Title

Storage is defined by policy, not by configuration and code

Primary ActorRepository managers, anyone concerned with archival soundness (auditors, archivists).
Scope System-wide effects
Level79〫F
Story

Currently, storage for repository resources is defined by object code (in the sense in which programmers use that term) and configuration that is normally unconnected with the specifics of object (in the Fedora sense) contents. In order to vary the manner of storage based on the characteristics of a given object, significant amounts of time and expensive technical expertise have to be expended.
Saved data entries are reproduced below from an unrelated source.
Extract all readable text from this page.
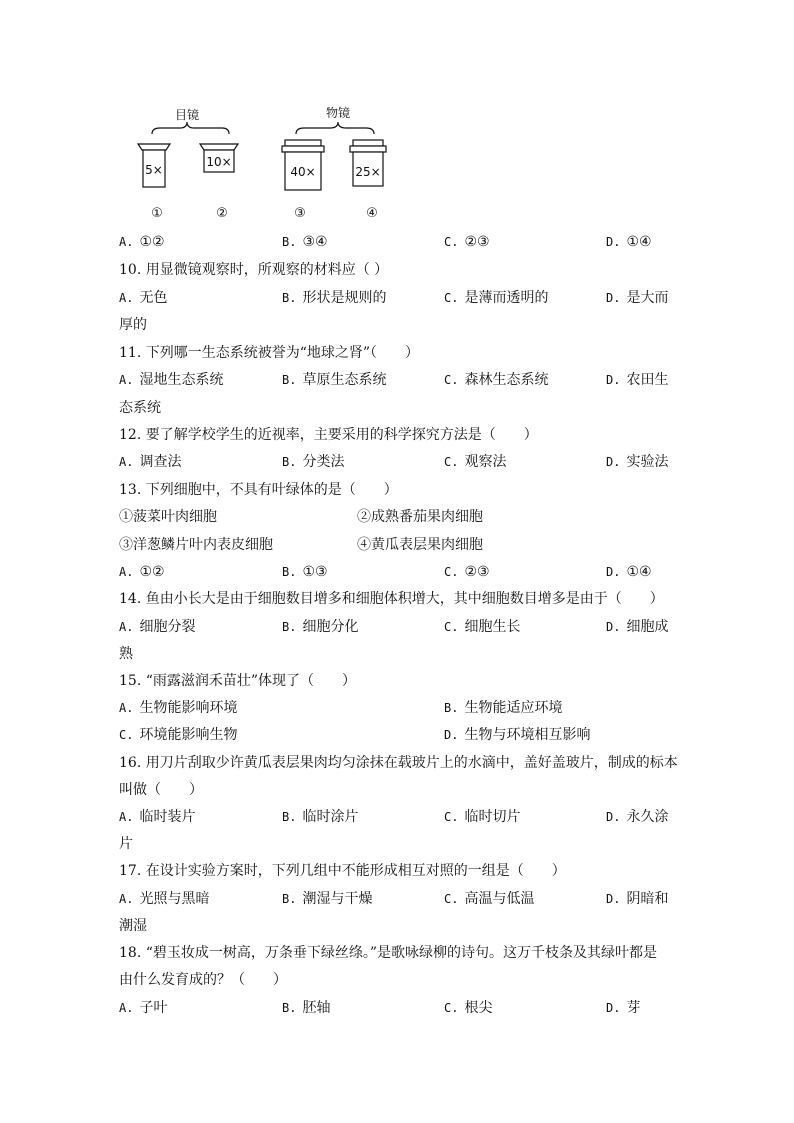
目镜
5×
10×
物镜
40×	25×
①	②	③	④
A. ①②	B. ③④	C. ②③	D. ①④
10. 用显微镜观察时，所观察的材料应（ ）
A. 无色	B. 形状是规则的	C. 是薄而透明的	D. 是大而
厚的
11. 下列哪一生态系统被誉为“地球之肾”（　　）
A. 湿地生态系统	B. 草原生态系统	C. 森林生态系统	D. 农田生
态系统
12. 要了解学校学生的近视率，主要采用的科学探究方法是（　　）
A. 调查法	B. 分类法	C. 观察法	D. 实验法
13. 下列细胞中，不具有叶绿体的是（　　）
①菠菜叶肉细胞	②成熟番茄果肉细胞
③洋葱鳞片叶内表皮细胞	④黄瓜表层果肉细胞
A. ①②	B. ①③	C. ②③	D. ①④
14. 鱼由小长大是由于细胞数目增多和细胞体积增大，其中细胞数目增多是由于（　　）
A. 细胞分裂	B. 细胞分化	C. 细胞生长	D. 细胞成
熟
15. “雨露滋润禾苗壮”体现了（　　）
A. 生物能影响环境	B. 生物能适应环境
C. 环境能影响生物	D. 生物与环境相互影响
16. 用刀片刮取少许黄瓜表层果肉均匀涂抹在载玻片上的水滴中，盖好盖玻片，制成的标本
叫做（　　）
A. 临时装片	B. 临时涂片	C. 临时切片	D. 永久涂
片
17. 在设计实验方案时，下列几组中不能形成相互对照的一组是（　　）
A. 光照与黑暗	B. 潮湿与干燥	C. 高温与低温	D. 阴暗和
潮湿
18. “碧玉妆成一树高，万条垂下绿丝绦。”是歌咏绿柳的诗句。这万千枝条及其绿叶都是
由什么发育成的？（　　）
A. 子叶	B. 胚轴	C. 根尖	D. 芽
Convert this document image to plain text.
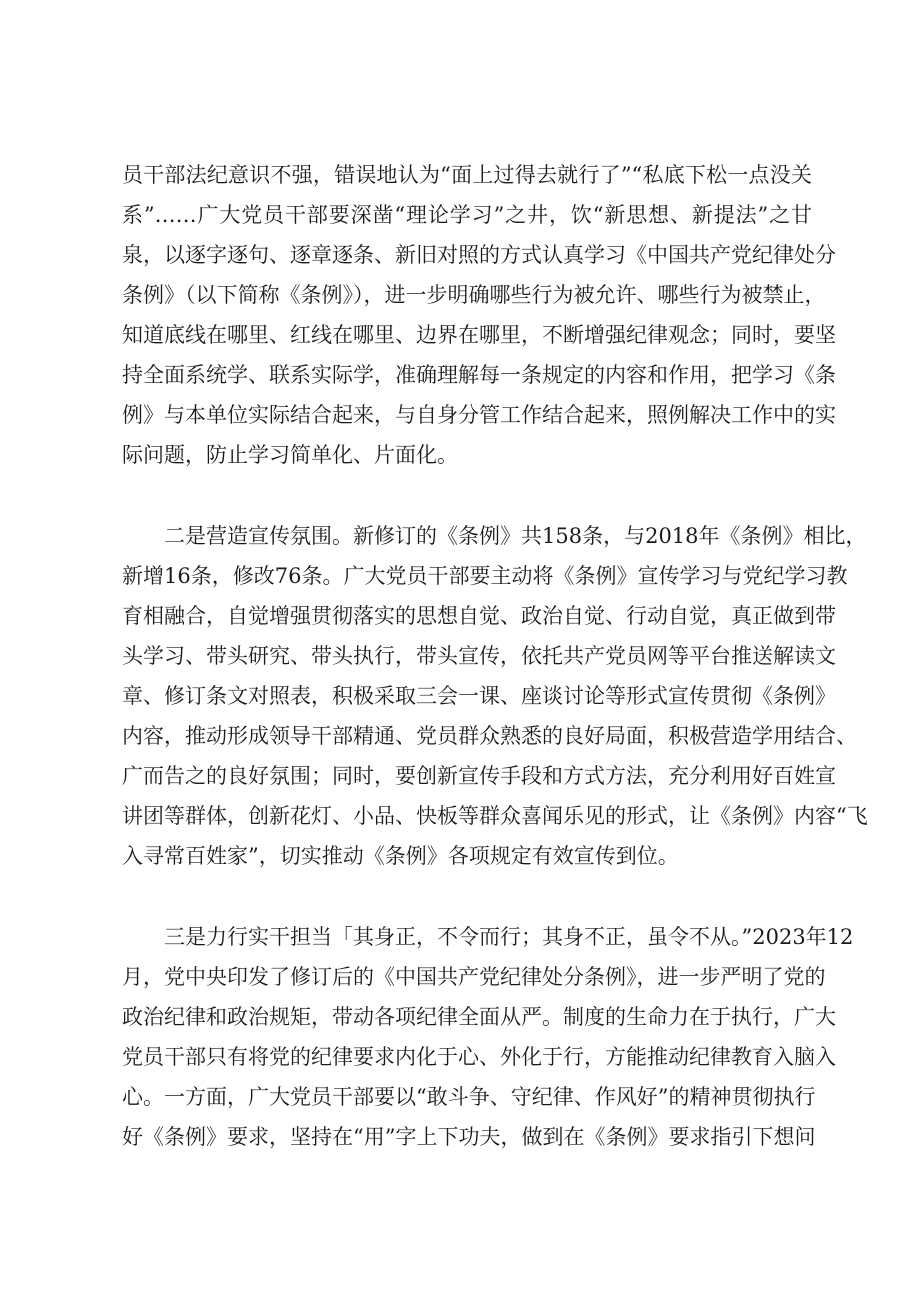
员干部法纪意识不强，错误地认为“面上过得去就行了”“私底下松一点没关
系”……广大党员干部要深凿“理论学习”之井，饮“新思想、新提法”之甘
泉，以逐字逐句、逐章逐条、新旧对照的方式认真学习《中国共产党纪律处分
条例》（以下简称《条例》），进一步明确哪些行为被允许、哪些行为被禁止，
知道底线在哪里、红线在哪里、边界在哪里，不断增强纪律观念；同时，要坚
持全面系统学、联系实际学，准确理解每一条规定的内容和作用，把学习《条
例》与本单位实际结合起来，与自身分管工作结合起来，照例解决工作中的实
际问题，防止学习简单化、片面化。
二是营造宣传氛围。新修订的《条例》共158条，与2018年《条例》相比，
新增16条，修改76条。广大党员干部要主动将《条例》宣传学习与党纪学习教
育相融合，自觉增强贯彻落实的思想自觉、政治自觉、行动自觉，真正做到带
头学习、带头研究、带头执行，带头宣传，依托共产党员网等平台推送解读文
章、修订条文对照表，积极采取三会一课、座谈讨论等形式宣传贯彻《条例》
内容，推动形成领导干部精通、党员群众熟悉的良好局面，积极营造学用结合、
广而告之的良好氛围；同时，要创新宣传手段和方式方法，充分利用好百姓宣
讲团等群体，创新花灯、小品、快板等群众喜闻乐见的形式，让《条例》内容“飞
入寻常百姓家”，切实推动《条例》各项规定有效宣传到位。
三是力行实干担当「其身正，不令而行；其身不正，虽令不从。”2023年12
月，党中央印发了修订后的《中国共产党纪律处分条例》，进一步严明了党的
政治纪律和政治规矩，带动各项纪律全面从严。制度的生命力在于执行，广大
党员干部只有将党的纪律要求内化于心、外化于行，方能推动纪律教育入脑入
心。一方面，广大党员干部要以“敢斗争、守纪律、作风好”的精神贯彻执行
好《条例》要求，坚持在“用”字上下功夫，做到在《条例》要求指引下想问
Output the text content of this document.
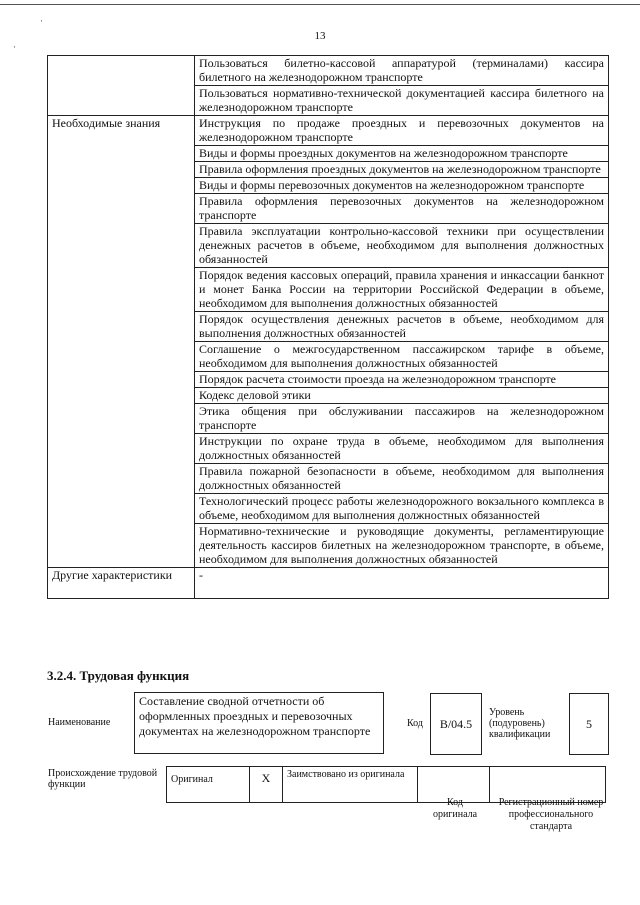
·
·
13
	Пользоваться билетно-кассовой аппаратурой (терминалами) кассира билетного на железнодорожном транспорте
	Пользоваться нормативно-технической документацией кассира билетного на железнодорожном транспорте
Необходимые знания	Инструкция по продаже проездных и перевозочных документов на железнодорожном транспорте
	Виды и формы проездных документов на железнодорожном транспорте
	Правила оформления проездных документов на железнодорожном транспорте
	Виды и формы перевозочных документов на железнодорожном транспорте
	Правила оформления перевозочных документов на железнодорожном транспорте
	Правила эксплуатации контрольно-кассовой техники при осуществлении денежных расчетов в объеме, необходимом для выполнения должностных обязанностей
	Порядок ведения кассовых операций, правила хранения и инкассации банкнот и монет Банка России на территории Российской Федерации в объеме, необходимом для выполнения должностных обязанностей
	Порядок осуществления денежных расчетов в объеме, необходимом для выполнения должностных обязанностей
	Соглашение о межгосударственном пассажирском тарифе в объеме, необходимом для выполнения должностных обязанностей
	Порядок расчета стоимости проезда на железнодорожном транспорте
	Кодекс деловой этики
	Этика общения при обслуживании пассажиров на железнодорожном транспорте
	Инструкции по охране труда в объеме, необходимом для выполнения должностных обязанностей
	Правила пожарной безопасности в объеме, необходимом для выполнения должностных обязанностей
	Технологический процесс работы железнодорожного вокзального комплекса в объеме, необходимом для выполнения должностных обязанностей
	Нормативно-технические и руководящие документы, регламентирующие деятельность кассиров билетных на железнодорожном транспорте, в объеме, необходимом для выполнения должностных обязанностей
Другие характеристики	-
3.2.4. Трудовая функция
Наименование
Составление сводной отчетности об оформленных проездных и перевозочных документах на железнодорожном транспорте
Код	В/04.5
Уровень (подуровень) квалификации
5
Происхождение трудовой функции	Оригинал	X	Заимствовано из оригинала		
Код оригинала
Регистрационный номер профессионального стандарта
For example, an an archivist or researcher may need the repository to use different types of storage for objects with different expected amounts or types of use, or different legal restrictions on use. Or an auditor may need the repository to use storage with the ability to produce highly detailed reports about use (which must be expensive as compared with less full-featured storage), but only for some kinds of objects. Currently, fulfilling these kinds of needs requires work from skilled programmers familiar with the Spring framework, Akubra, and Fedora. This shouldn't be so hard. An example arises for APTrust, wherein large content bitstreams must be persisted to cloud storage, but high-value metadata bitstreams must be persisted to local storage. Significant amounts of money and effort will be spent building workflow machinery to accomplish this end, because Fedora cannot elegantly handle asynchronous storage or content with varying needs for storage. This use case addresses the latter lack.

For another kind of example, there is currently no way at all to propagate low-level persistence information (e.g. fixity or size) from a storage type that maintains it, into Fedora. An auditor that requires examining that information will have to find some way to get at it "around" Fedora. Of course, Fedora cannot and should not try to offer a complete contract for every type of storage and storage capability that could be integrated with it, but some types of low-level storage information should be visible at the level of repository policy. This use case arises today in the APTrust context, in which access to low-level fixity information has required that administrative services integrate over two services (Fedora and the storage service) instead of simply managing the repository. A simple contract could be offered to allow information to flow as described, minimizing the need for expensive workflow integration in the future.

To support both directions of example, just as access control is now defined by declarative policies (which can be stored in the repository) that can be associated to resources at a number of different levels and in a number of different ways, storage for resources should allocated by declarative policies (which could be stored in the repository) that could be flexibly deployed. These policies should allow for the declaration of mappings from content to storage facilities (based on attributes of the content and attributes of the storage facilities) as well as mappings from storage capabilities (e.g. fixity) to content attributes (for use with other Fedora services).

 

 

2 Comments

  1. Can you re-frame this so that it describes the problem that this use case is intended to solve/address? I'm not rejecting the architectural goal of policy controlled storage, but I want a clear use case that motivates it.

  2. I've made edits to that end. It's a little tricky because there are "two directions" of example here (content-persisting-into-storage and storage-offering-attributes-for-content), but the suggested innovation (policy-controlled storage) addresses both.